A role for the human mesenchymal stem cell secretome in attenuation of cytokine-induced apoptosis in pancreatic beta cells

Abstract

Diabetes is a lifelong condition caused by an inability of the body to break down glucose due to a defect in either insulin synthesis or the target cells becoming resistant to secreted insulin. There are two main types of diabetes, type 1 diabetes mellitus (T1DM) and type 2 diabetes mellitus. T2DM mainly occurs due to insulin resistant, inability of cells to respond to normal levels of insulin, the treatment of T2DM usually involves exercise, diet control, drugs and in some cases insulin is needed. In T1DM, the immune system starts to attack the ß-cells, the cells responsible for insulin hormone synthesis and secretion from the endocrine pancreas. The aim of T1DM management is to restore carbohydrate metabolism as close to the normal condition as possible. To achieve this goal insulin hormone must be provided daily. Insulin is given in different ways such as injection (which is the most common method), pump and inhalation. Insulin sources can be either recombinant or animal-based. Treatment of T1DM is continuous and even with the best treatment options people with diabetes can develop serious complications such as acute diabetic coma or other long-term complications. These include diabetic cardiovascular disease, diabetic retinopathy, and diabetic nephropathy. Injection of insulin and daily monitoring of glucose levels presents a substantial burden to both the diabetic patient and also to associated dependents or carers i.e paediatric diabetes. So there is a strong need to develop an alternative treatment to reduce the burden, enhance control, and even ultimately cure diabetes mellitus.

A recent medical invention is the use of stem cells in the treatment of many disease conditions. Stem cells have a remarkable ability to develop into many different cell types. Stem cells therapy offers a new method for treating disease such as diabetes. The results of many studies demonstrate the capability of mesenchymal stem cells (MSCs) in the treatment of bone disease, cardiac disorder, and multiple sclerosis. However, much work remains to be done in the clinic and laboratory to optimise the use of these cells.

The main aim of this study was to explore the therapeutic effectiveness of MSCs conditioned media to restore the viability and function of ß-cells.
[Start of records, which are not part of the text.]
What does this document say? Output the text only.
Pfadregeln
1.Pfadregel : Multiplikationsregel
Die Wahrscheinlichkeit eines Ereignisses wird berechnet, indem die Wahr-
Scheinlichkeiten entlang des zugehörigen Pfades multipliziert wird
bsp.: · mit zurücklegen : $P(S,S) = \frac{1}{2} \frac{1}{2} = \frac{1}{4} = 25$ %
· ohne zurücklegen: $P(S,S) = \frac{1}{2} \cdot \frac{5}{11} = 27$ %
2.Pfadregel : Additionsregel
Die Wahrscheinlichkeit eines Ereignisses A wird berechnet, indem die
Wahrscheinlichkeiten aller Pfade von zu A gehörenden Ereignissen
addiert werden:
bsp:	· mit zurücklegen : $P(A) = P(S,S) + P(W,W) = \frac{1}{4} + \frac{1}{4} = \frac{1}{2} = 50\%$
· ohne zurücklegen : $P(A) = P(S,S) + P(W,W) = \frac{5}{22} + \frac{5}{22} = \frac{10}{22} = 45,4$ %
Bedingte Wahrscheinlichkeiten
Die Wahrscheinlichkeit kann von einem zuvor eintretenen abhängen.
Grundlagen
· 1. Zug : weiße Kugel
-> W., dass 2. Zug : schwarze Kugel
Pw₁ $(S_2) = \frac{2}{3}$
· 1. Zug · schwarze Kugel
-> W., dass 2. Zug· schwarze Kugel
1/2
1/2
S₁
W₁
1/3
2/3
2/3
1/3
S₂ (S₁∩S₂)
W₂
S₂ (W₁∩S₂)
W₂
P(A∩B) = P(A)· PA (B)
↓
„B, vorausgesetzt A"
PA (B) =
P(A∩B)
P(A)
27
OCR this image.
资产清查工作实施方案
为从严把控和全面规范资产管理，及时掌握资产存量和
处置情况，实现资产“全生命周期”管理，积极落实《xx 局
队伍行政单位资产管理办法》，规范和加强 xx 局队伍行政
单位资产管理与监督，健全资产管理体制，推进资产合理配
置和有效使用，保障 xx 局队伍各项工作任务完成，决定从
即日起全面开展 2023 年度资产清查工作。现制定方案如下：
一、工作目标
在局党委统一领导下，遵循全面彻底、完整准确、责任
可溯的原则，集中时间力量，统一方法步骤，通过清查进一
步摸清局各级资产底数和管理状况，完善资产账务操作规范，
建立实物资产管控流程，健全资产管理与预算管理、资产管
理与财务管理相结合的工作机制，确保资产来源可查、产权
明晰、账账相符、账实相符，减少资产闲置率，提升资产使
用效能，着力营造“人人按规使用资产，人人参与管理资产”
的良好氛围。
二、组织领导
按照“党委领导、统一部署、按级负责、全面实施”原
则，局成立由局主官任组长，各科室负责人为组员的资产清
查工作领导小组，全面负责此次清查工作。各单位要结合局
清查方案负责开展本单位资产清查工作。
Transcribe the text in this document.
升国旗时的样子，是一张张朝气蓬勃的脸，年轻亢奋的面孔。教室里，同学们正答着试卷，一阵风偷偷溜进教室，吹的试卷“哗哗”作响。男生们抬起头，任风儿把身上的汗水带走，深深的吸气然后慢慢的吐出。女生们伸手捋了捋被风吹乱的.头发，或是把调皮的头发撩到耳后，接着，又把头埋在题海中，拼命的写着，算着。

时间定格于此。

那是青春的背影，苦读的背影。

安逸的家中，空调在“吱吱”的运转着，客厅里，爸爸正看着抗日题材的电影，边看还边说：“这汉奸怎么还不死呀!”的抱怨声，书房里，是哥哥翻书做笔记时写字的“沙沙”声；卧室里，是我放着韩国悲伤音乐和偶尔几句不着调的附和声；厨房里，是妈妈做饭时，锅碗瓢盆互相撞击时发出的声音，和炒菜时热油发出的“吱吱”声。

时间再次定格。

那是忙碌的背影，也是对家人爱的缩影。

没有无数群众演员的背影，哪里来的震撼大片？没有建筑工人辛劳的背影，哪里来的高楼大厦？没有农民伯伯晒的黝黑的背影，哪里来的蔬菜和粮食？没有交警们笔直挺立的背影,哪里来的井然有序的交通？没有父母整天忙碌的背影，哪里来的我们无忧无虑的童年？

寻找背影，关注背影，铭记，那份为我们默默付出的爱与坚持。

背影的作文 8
In order to establish an in vitro model of cytokine driven ß-cells apoptosis, pancreatic ß-cells were treated with rising concentrations of pro-inflammatory cytokines TNF-a, IFN-? and IL-1ß and endotoxin LPS for 24 h. The optimal concentration of each cytokine or endotoxin was assessed by MTT assay. Optimal concentrations were deemed to be those that induced an approximate reduction in cell viability of 50%. The cells were treated with the optimal concentration and cell viability was monitored over time in addition to assessment of anti-apoptotic gene induction via qPCR assay. Mesenchymal stem cells (MSCs) secretome was collected as conditioned media and the ß-cells cultured in non-conditioned and conditioned media during cytokine-driven apoptotic induction. ß-cell viability and anti-apoptotic gene expression was determined to evaluate the therapeutic effectiveness of mesenchymal stem cells conditioned media (MSC-CM) in protecting ß-cells from pro-inflammatory cytokines.

We observed a significant increase in the viability of pancreatic ß-cell lines cultured in conditioned media when compared to those cultured in non-conditioned media. After that, we sought to identify a possible candidate that is present in the MSC-CM and help the cells to overcome the effect of pro-inflammatory cytokines. We found a high concentration of IL-10 in our conditioned media, in addition to the presence of IL-4, PIGF and VEGF in variable amount. Based on our present findings, cytokine-induced apoptosis is mediated through the TRAIL-dependent pathway. However, the addition of MSC-CM blocked cytokine-induced apoptosis and downregulated the genetic expression of A20 and TRAIL. Also, IL-10 was able to block IFN-? and TNF-a-induced apoptosis.